The importance of energy production through fusion processes is recognized by the entire scientific community. To effectively achieve this goal, new knowledge in the fields of plasma physics and materials science, as well as several engineering issues, are required. One of these concerns is the evolution over time of plasma-facing materials (PFM), in terms of erosion and maintainability of physical characteristics.

Within this framework our research activity took place. Through the collaboration of renowned institutions, mainly the CNR and the University of Catania, and with the Eni contribution, we started our research project regarding the interaction between plasma and first wall materials and the evolution of the PFMs.

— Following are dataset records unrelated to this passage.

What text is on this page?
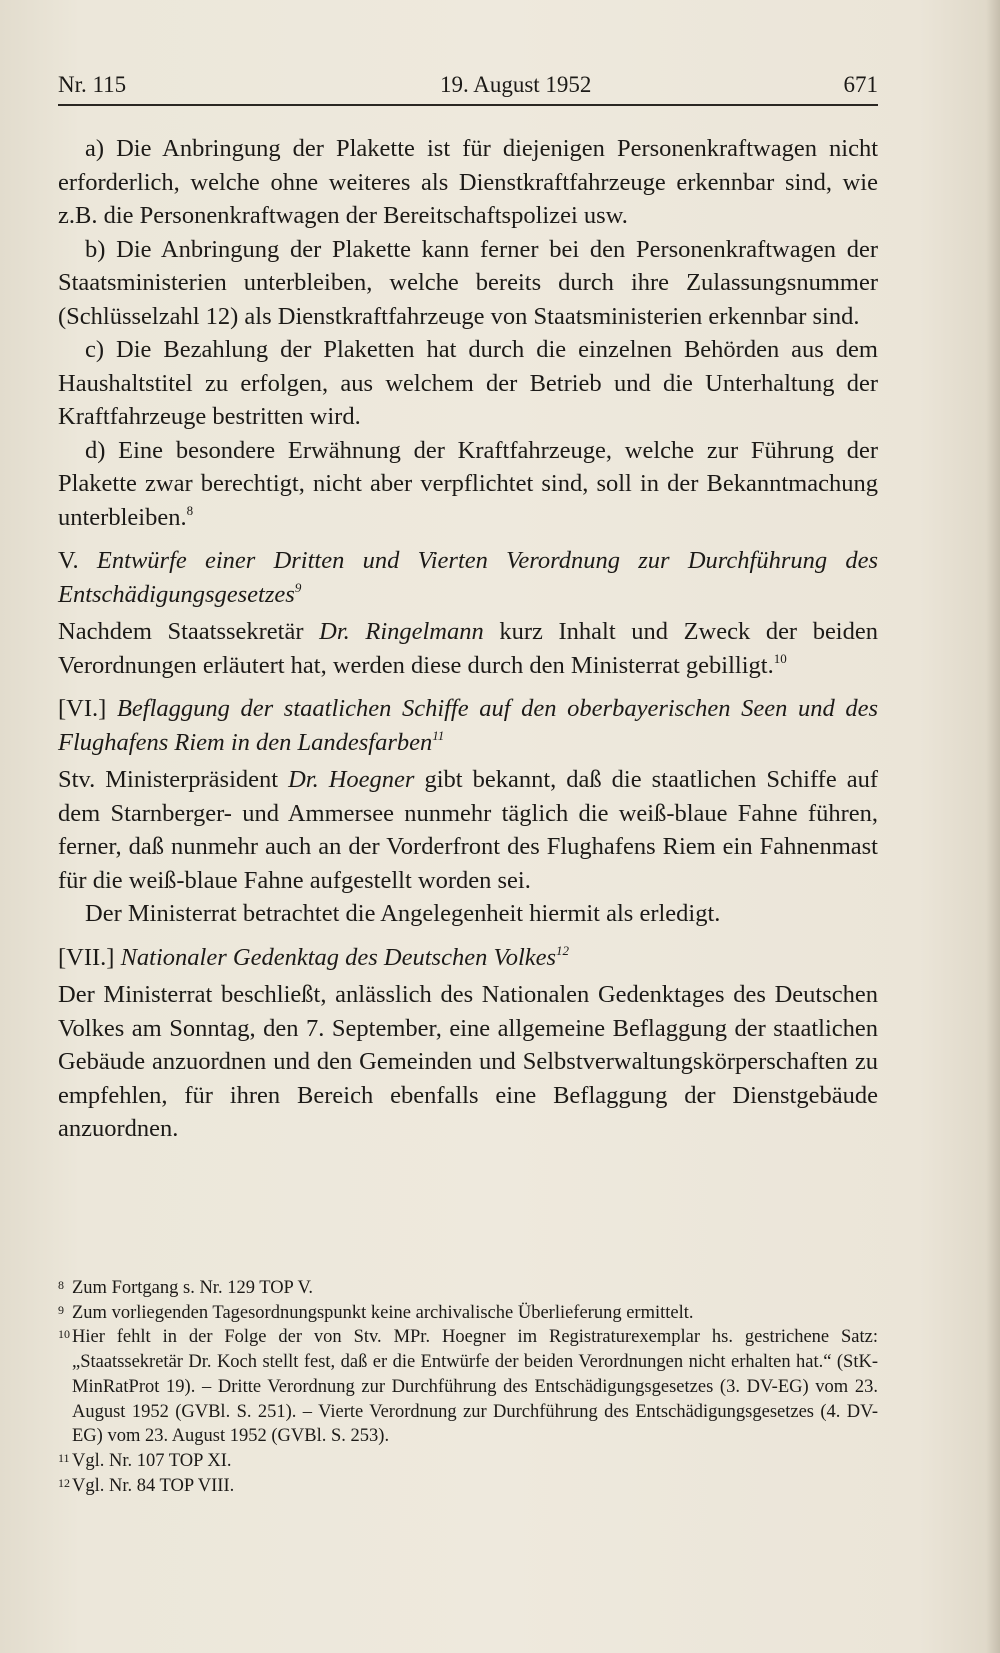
Nr. 115	19. August 1952	671

a) Die Anbringung der Plakette ist für diejenigen Personenkraftwagen nicht erforderlich, welche ohne weiteres als Dienstkraftfahrzeuge erkennbar sind, wie z.B. die Personenkraftwagen der Bereitschaftspolizei usw.

b) Die Anbringung der Plakette kann ferner bei den Personenkraftwagen der Staatsministerien unterbleiben, welche bereits durch ihre Zulassungsnummer (Schlüsselzahl 12) als Dienstkraftfahrzeuge von Staatsministerien erkennbar sind.

c) Die Bezahlung der Plaketten hat durch die einzelnen Behörden aus dem Haushaltstitel zu erfolgen, aus welchem der Betrieb und die Unterhaltung der Kraftfahrzeuge bestritten wird.

d) Eine besondere Erwähnung der Kraftfahrzeuge, welche zur Führung der Plakette zwar berechtigt, nicht aber verpflichtet sind, soll in der Bekanntmachung unterbleiben.$^8$

V. Entwürfe einer Dritten und Vierten Verordnung zur Durchführung des Entschädigungsgesetzes$^9$

Nachdem Staatssekretär Dr. Ringelmann kurz Inhalt und Zweck der beiden Verordnungen erläutert hat, werden diese durch den Ministerrat gebilligt.$^{10}$

[VI.] Beflaggung der staatlichen Schiffe auf den oberbayerischen Seen und des Flughafens Riem in den Landesfarben$^{11}$

Stv. Ministerpräsident Dr. Hoegner gibt bekannt, daß die staatlichen Schiffe auf dem Starnberger- und Ammersee nunmehr täglich die weiß-blaue Fahne führen, ferner, daß nunmehr auch an der Vorderfront des Flughafens Riem ein Fahnenmast für die weiß-blaue Fahne aufgestellt worden sei.

Der Ministerrat betrachtet die Angelegenheit hiermit als erledigt.

[VII.] Nationaler Gedenktag des Deutschen Volkes$^{12}$

Der Ministerrat beschließt, anlässlich des Nationalen Gedenktages des Deutschen Volkes am Sonntag, den 7. September, eine allgemeine Beflaggung der staatlichen Gebäude anzuordnen und den Gemeinden und Selbstverwaltungskörperschaften zu empfehlen, für ihren Bereich ebenfalls eine Beflaggung der Dienstgebäude anzuordnen.

8 Zum Fortgang s. Nr. 129 TOP V.
9 Zum vorliegenden Tagesordnungspunkt keine archivalische Überlieferung ermittelt.
10 Hier fehlt in der Folge der von Stv. MPr. Hoegner im Registraturexemplar hs. gestrichene Satz: „Staatssekretär Dr. Koch stellt fest, daß er die Entwürfe der beiden Verordnungen nicht erhalten hat.“ (StK-MinRatProt 19). – Dritte Verordnung zur Durchführung des Entschädigungsgesetzes (3. DV-EG) vom 23. August 1952 (GVBl. S. 251). – Vierte Verordnung zur Durchführung des Entschädigungsgesetzes (4. DV-EG) vom 23. August 1952 (GVBl. S. 253).
11 Vgl. Nr. 107 TOP XI.
12 Vgl. Nr. 84 TOP VIII.
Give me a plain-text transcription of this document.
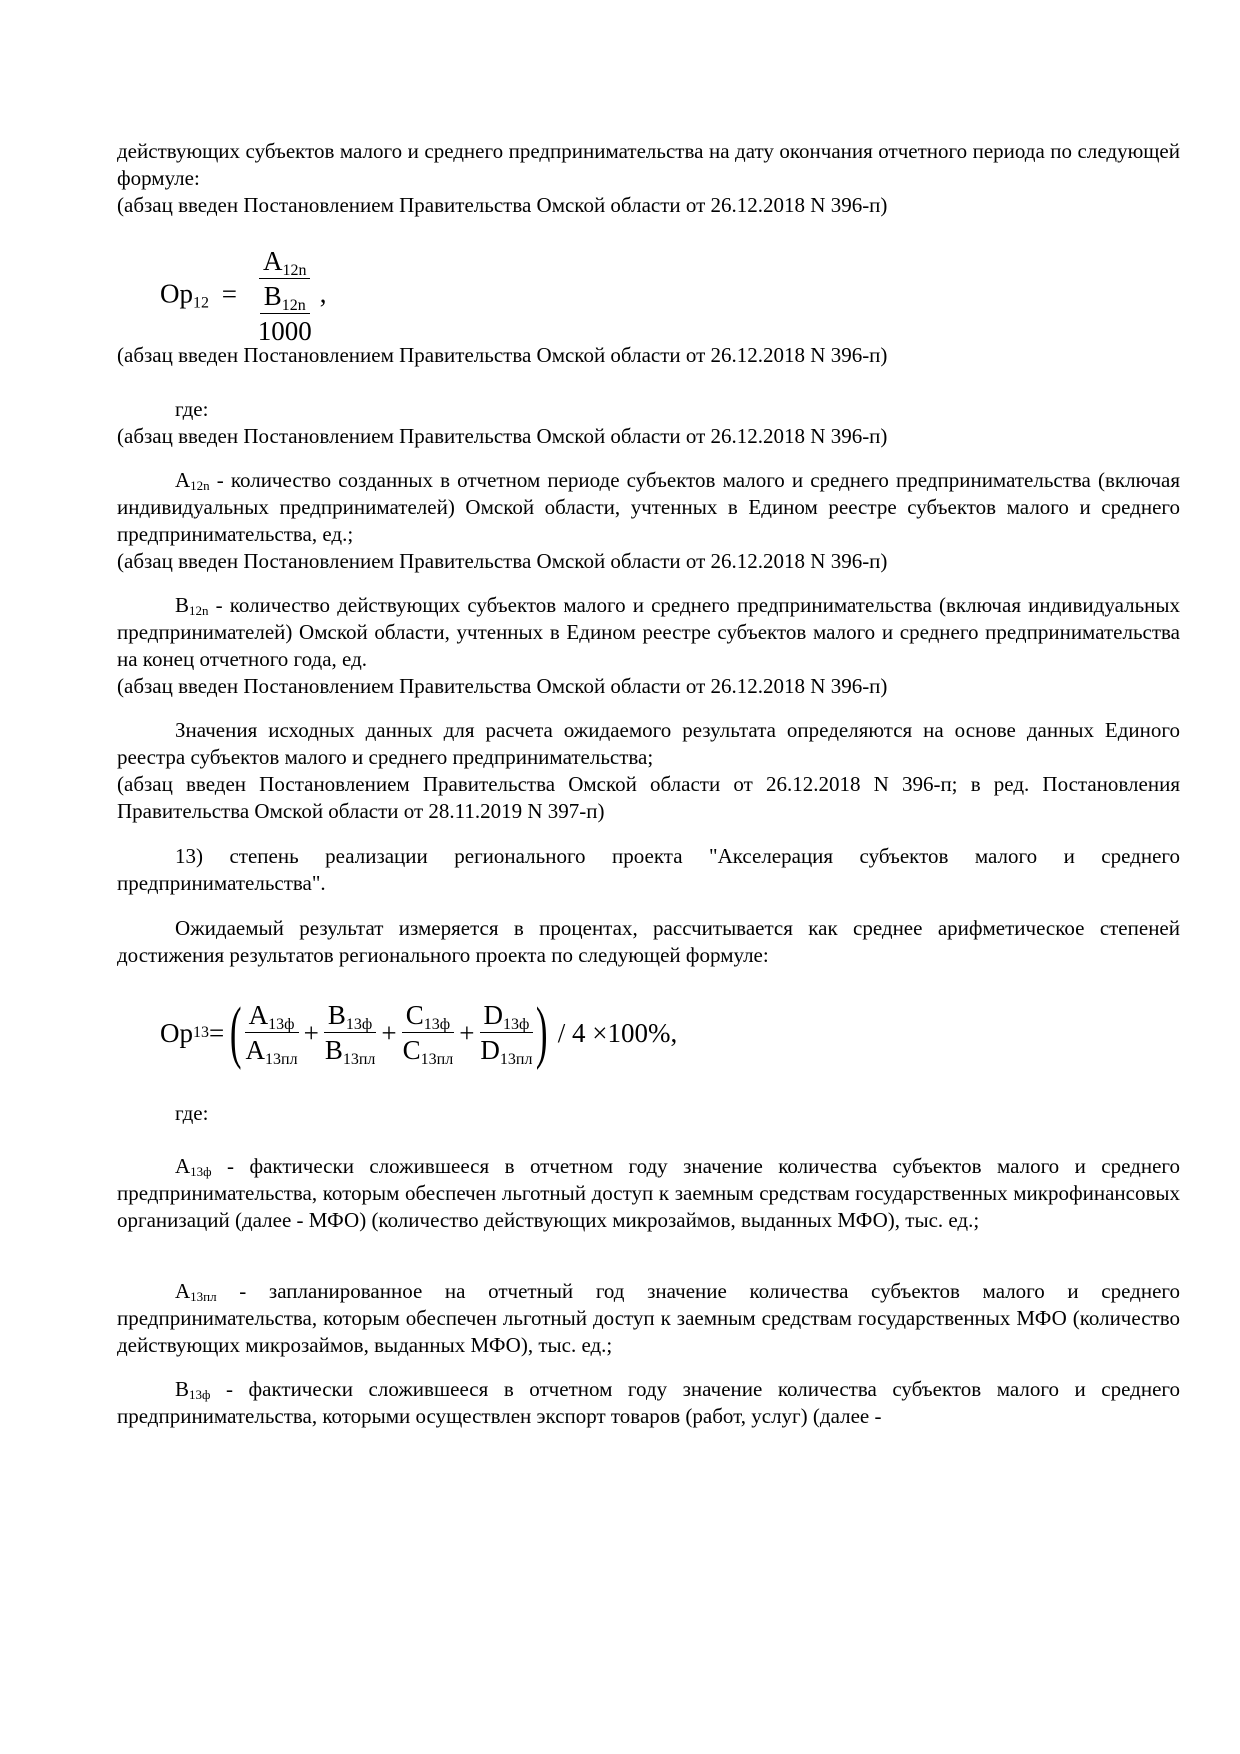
действующих субъектов малого и среднего предпринимательства на дату окончания отчетного периода по следующей формуле:
(абзац введен Постановлением Правительства Омской области от 26.12.2018 N 396-п)
$Op_{12} = \frac{A_{12n}}{\frac{B_{12n}}{1000}}$ ,
(абзац введен Постановлением Правительства Омской области от 26.12.2018 N 396-п)
где:
(абзац введен Постановлением Правительства Омской области от 26.12.2018 N 396-п)
$A_{12n}$ - количество созданных в отчетном периоде субъектов малого и среднего предпринимательства (включая индивидуальных предпринимателей) Омской области, учтенных в Едином реестре субъектов малого и среднего предпринимательства, ед.;
(абзац введен Постановлением Правительства Омской области от 26.12.2018 N 396-п)
$B_{12n}$ - количество действующих субъектов малого и среднего предпринимательства (включая индивидуальных предпринимателей) Омской области, учтенных в Едином реестре субъектов малого и среднего предпринимательства на конец отчетного года, ед.
(абзац введен Постановлением Правительства Омской области от 26.12.2018 N 396-п)
Значения исходных данных для расчета ожидаемого результата определяются на основе данных Единого реестра субъектов малого и среднего предпринимательства;
(абзац введен Постановлением Правительства Омской области от 26.12.2018 N 396-п; в ред. Постановления Правительства Омской области от 28.11.2019 N 397-п)
13) степень реализации регионального проекта "Акселерация субъектов малого и среднего предпринимательства".
Ожидаемый результат измеряется в процентах, рассчитывается как среднее арифметическое степеней достижения результатов регионального проекта по следующей формуле:
Op 13 = ( $\frac{A_{13ф}}{A_{13пл}} + \frac{B_{13ф}}{B_{13пл}} + \frac{C_{13ф}}{C_{13пл}} + \frac{D_{13ф}}{D_{13пл}}$ ) / 4 ×100%,
где:
$A_{13ф}$ - фактически сложившееся в отчетном году значение количества субъектов малого и среднего предпринимательства, которым обеспечен льготный доступ к заемным средствам государственных микрофинансовых организаций (далее - МФО) (количество действующих микрозаймов, выданных МФО), тыс. ед.;
$A_{13пл}$ - запланированное на отчетный год значение количества субъектов малого и среднего предпринимательства, которым обеспечен льготный доступ к заемным средствам государственных МФО (количество действующих микрозаймов, выданных МФО), тыс. ед.;
$B_{13ф}$ - фактически сложившееся в отчетном году значение количества субъектов малого и среднего предпринимательства, которыми осуществлен экспорт товаров (работ, услуг) (далее -
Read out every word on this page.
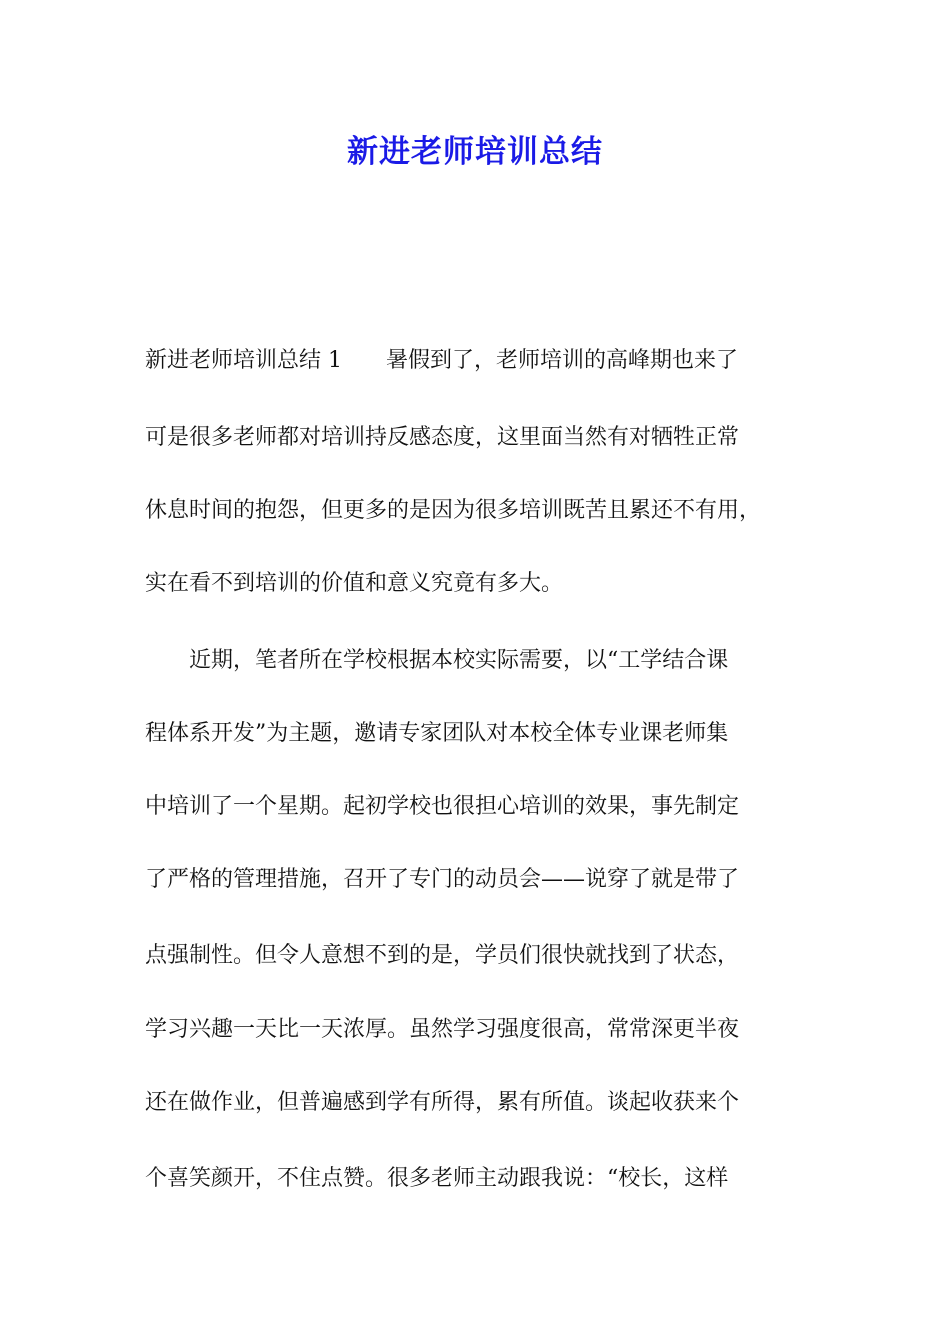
新进老师培训总结

新进老师培训总结 1　　暑假到了，老师培训的高峰期也来了

可是很多老师都对培训持反感态度，这里面当然有对牺牲正常

休息时间的抱怨，但更多的是因为很多培训既苦且累还不有用，

实在看不到培训的价值和意义究竟有多大。

　　近期，笔者所在学校根据本校实际需要，以“工学结合课

程体系开发”为主题，邀请专家团队对本校全体专业课老师集

中培训了一个星期。起初学校也很担心培训的效果，事先制定

了严格的管理措施，召开了专门的动员会——说穿了就是带了

点强制性。但令人意想不到的是，学员们很快就找到了状态，

学习兴趣一天比一天浓厚。虽然学习强度很高，常常深更半夜

还在做作业，但普遍感到学有所得，累有所值。谈起收获来个

个喜笑颜开，不住点赞。很多老师主动跟我说：“校长，这样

Today we will present our activity which regards models and tools production for the aging of PFMs. We discuss our approach, defined as “multiscale”, and the main feature of the first two codes we prepared during the last two years of work at the IMM.

A plasma scale continuum global model and a feature scale particle-like Kinetic Monte Carlo (KMC) have been, in fact, coupled bringing as to the quasi-atomic description of the time evolution of a tungsten wall in contact with a fusion plasma.

Lattice references, initial energy, and stoichiometry distribution strongly determine the aging of the facing materials. In these conditions, our theorical model, which is able to adapt to experimental setup through database calibration, has shown the complex nature of the PFMs evolution which will be discussed together with our first results.